From all your submissions, we chose 10 that represented the broad issues you wanted answers to.
We asked every candidate we had contact details for to respond.
We’ll be publishing them in the run-up to the General Election with the responses from the candidates who replied from each constituency.
These are the answers are from candidates standing in the Barrow & Furness constituency.
Your question:
What will you do to address the damage caused by Brexit, and what will you do to improve trade with the EU?
Adrian Waite, Liberal Democrats
I voted Remain in the European Union referendum and was disappointed with the result.
However, I was horrified by the choices that the government made in negotiating Britain’s exit from the European Union.
They chose to do it in a way that has done enormous damage to Britain’s trade, economy and standing in the world.
Brexit need not have caused the scale of damage that it has done. That was the government’s choice.

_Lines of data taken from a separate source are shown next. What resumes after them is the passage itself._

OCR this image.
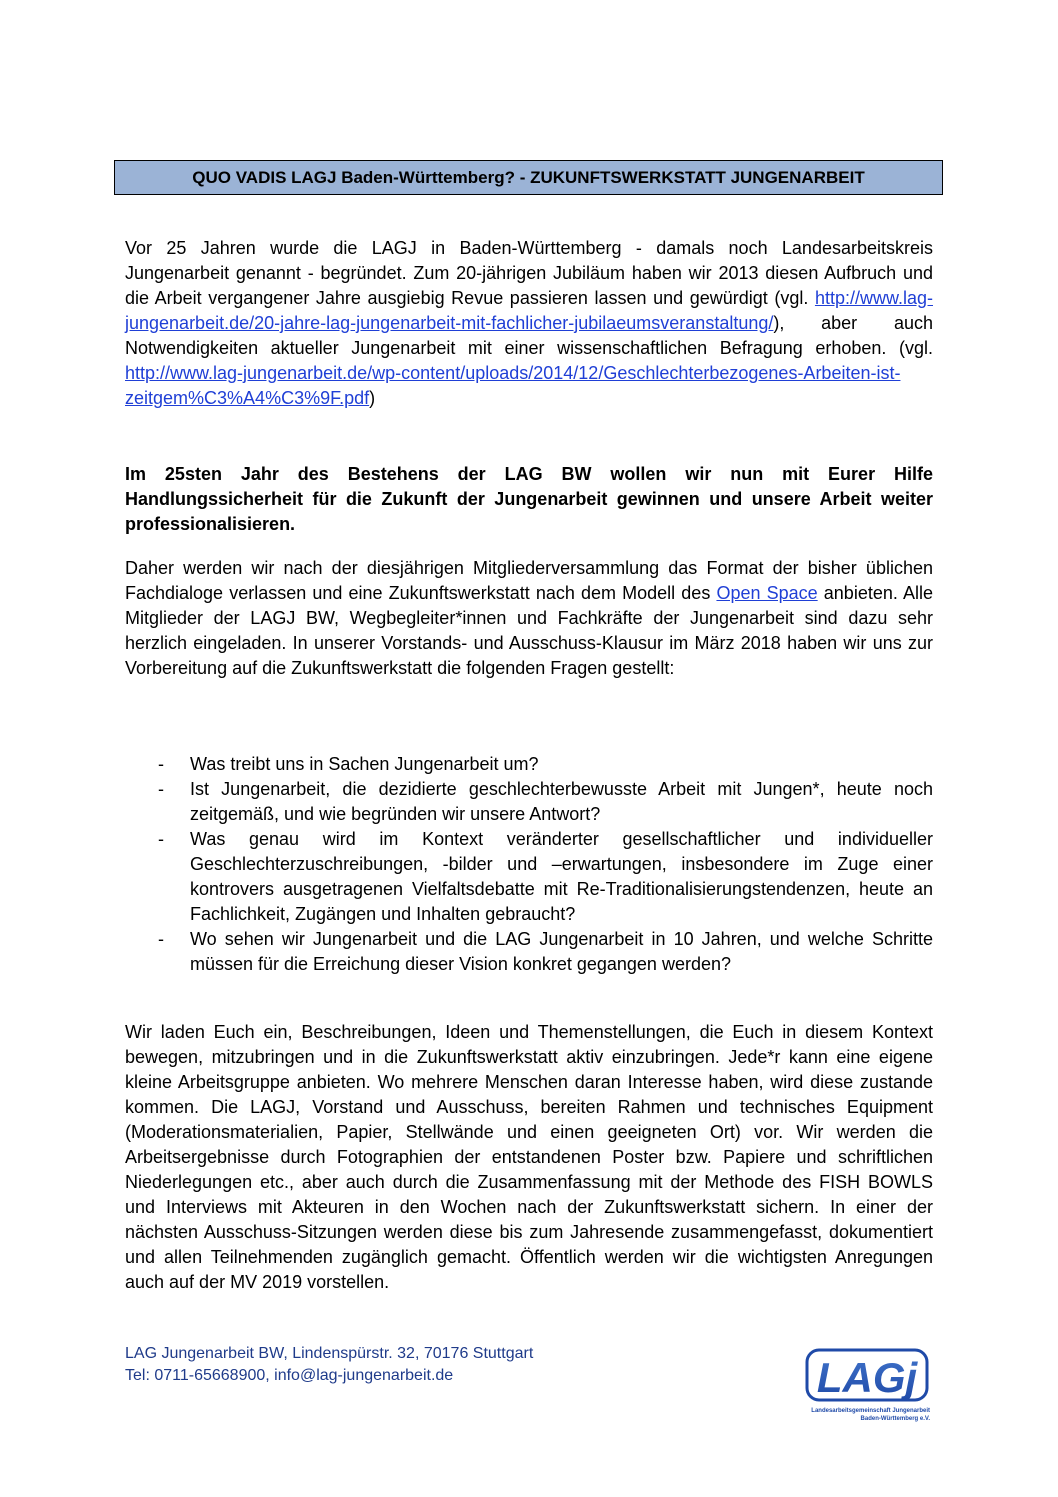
QUO VADIS LAGJ Baden-Württemberg? - ZUKUNFTSWERKSTATT JUNGENARBEIT

Vor 25 Jahren wurde die LAGJ in Baden-Württemberg - damals noch Landesarbeitskreis Jungenarbeit genannt - begründet. Zum 20-jährigen Jubiläum haben wir 2013 diesen Aufbruch und die Arbeit vergangener Jahre ausgiebig Revue passieren lassen und gewürdigt (vgl. http://www.lag-jungenarbeit.de/20-jahre-lag-jungenarbeit-mit-fachlicher-jubilaeumsveranstaltung/), aber auch Notwendigkeiten aktueller Jungenarbeit mit einer wissenschaftlichen Befragung erhoben. (vgl. http://www.lag-jungenarbeit.de/wp-content/uploads/2014/12/Geschlechterbezogenes-Arbeiten-ist-zeitgem%C3%A4%C3%9F.pdf)

Im 25sten Jahr des Bestehens der LAG BW wollen wir nun mit Eurer Hilfe Handlungssicherheit für die Zukunft der Jungenarbeit gewinnen und unsere Arbeit weiter professionalisieren.

Daher werden wir nach der diesjährigen Mitgliederversammlung das Format der bisher üblichen Fachdialoge verlassen und eine Zukunftswerkstatt nach dem Modell des Open Space anbieten. Alle Mitglieder der LAGJ BW, Wegbegleiter*innen und Fachkräfte der Jungenarbeit sind dazu sehr herzlich eingeladen. In unserer Vorstands- und Ausschuss-Klausur im März 2018 haben wir uns zur Vorbereitung auf die Zukunftswerkstatt die folgenden Fragen gestellt:

- Was treibt uns in Sachen Jungenarbeit um?
- Ist Jungenarbeit, die dezidierte geschlechterbewusste Arbeit mit Jungen*, heute noch zeitgemäß, und wie begründen wir unsere Antwort?
- Was genau wird im Kontext veränderter gesellschaftlicher und individueller Geschlechterzuschreibungen, -bilder und –erwartungen, insbesondere im Zuge einer kontrovers ausgetragenen Vielfaltsdebatte mit Re-Traditionalisierungstendenzen, heute an Fachlichkeit, Zugängen und Inhalten gebraucht?
- Wo sehen wir Jungenarbeit und die LAG Jungenarbeit in 10 Jahren, und welche Schritte müssen für die Erreichung dieser Vision konkret gegangen werden?

Wir laden Euch ein, Beschreibungen, Ideen und Themenstellungen, die Euch in diesem Kontext bewegen, mitzubringen und in die Zukunftswerkstatt aktiv einzubringen. Jede*r kann eine eigene kleine Arbeitsgruppe anbieten. Wo mehrere Menschen daran Interesse haben, wird diese zustande kommen. Die LAGJ, Vorstand und Ausschuss, bereiten Rahmen und technisches Equipment (Moderationsmaterialien, Papier, Stellwände und einen geeigneten Ort) vor. Wir werden die Arbeitsergebnisse durch Fotographien der entstandenen Poster bzw. Papiere und schriftlichen Niederlegungen etc., aber auch durch die Zusammenfassung mit der Methode des FISH BOWLS und Interviews mit Akteuren in den Wochen nach der Zukunftswerkstatt sichern. In einer der nächsten Ausschuss-Sitzungen werden diese bis zum Jahresende zusammengefasst, dokumentiert und allen Teilnehmenden zugänglich gemacht. Öffentlich werden wir die wichtigsten Anregungen auch auf der MV 2019 vorstellen.

LAG Jungenarbeit BW, Lindenspürstr. 32, 70176 Stuttgart
Tel: 0711-65668900, info@lag-jungenarbeit.de	LAGj
Landesarbeitsgemeinschaft Jungenarbeit
Baden-Württemberg e.V.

Liberal Democrats would mend Britain’s broken relationship with Europe by following our four stage roadmap:
- Taking initial unilateral steps to rebuild the relationship, starting by declaring a fundamental change in Britain’s approach and improving channels for foreign policy co-operation.
- Rebuilding confidence through seeking to agree partnerships or associations with European Union agencies and programmes such as the European Aviation Safety Agency, Erasmus Plus, scientific programmes, climate and environment initiatives, and co-operation on defence, security and crime.
- Deepening the trading relationship with critical steps for the British economy, including negotiating comprehensive veterinary and plant health agreements and mutual recognition agreements.
- Finally, once ties of trust and friendship have been renewed, and the damage the Conservatives have caused to trade between Britain and the European Union has begun to be repaired, we would aim to place the Britain-European Union relationship on a more formal and stable footing by seeking to join the Single Market.
All these measures will help to restore the British economy and the prosperity and opportunities of its citizens and are also essential steps on the road to European Union membership that remains our longer-term objective.
Barry Morgan, Reform UK
Wrong question. We would work to reduce and eliminate non-tariff barriers erected by the unenlightened EU bureaucracy while expanding global trade via bilateral and multilateral trade agreements.
Moreover, Reform is in alliance with Northern Ireland’s Traditional Unionist Voice (TUV) which rejects Rishi Sunak’s Brexit deal and the Windsor Agreement.
Lisa Morgan, Party of Women
Not my core concern for this election.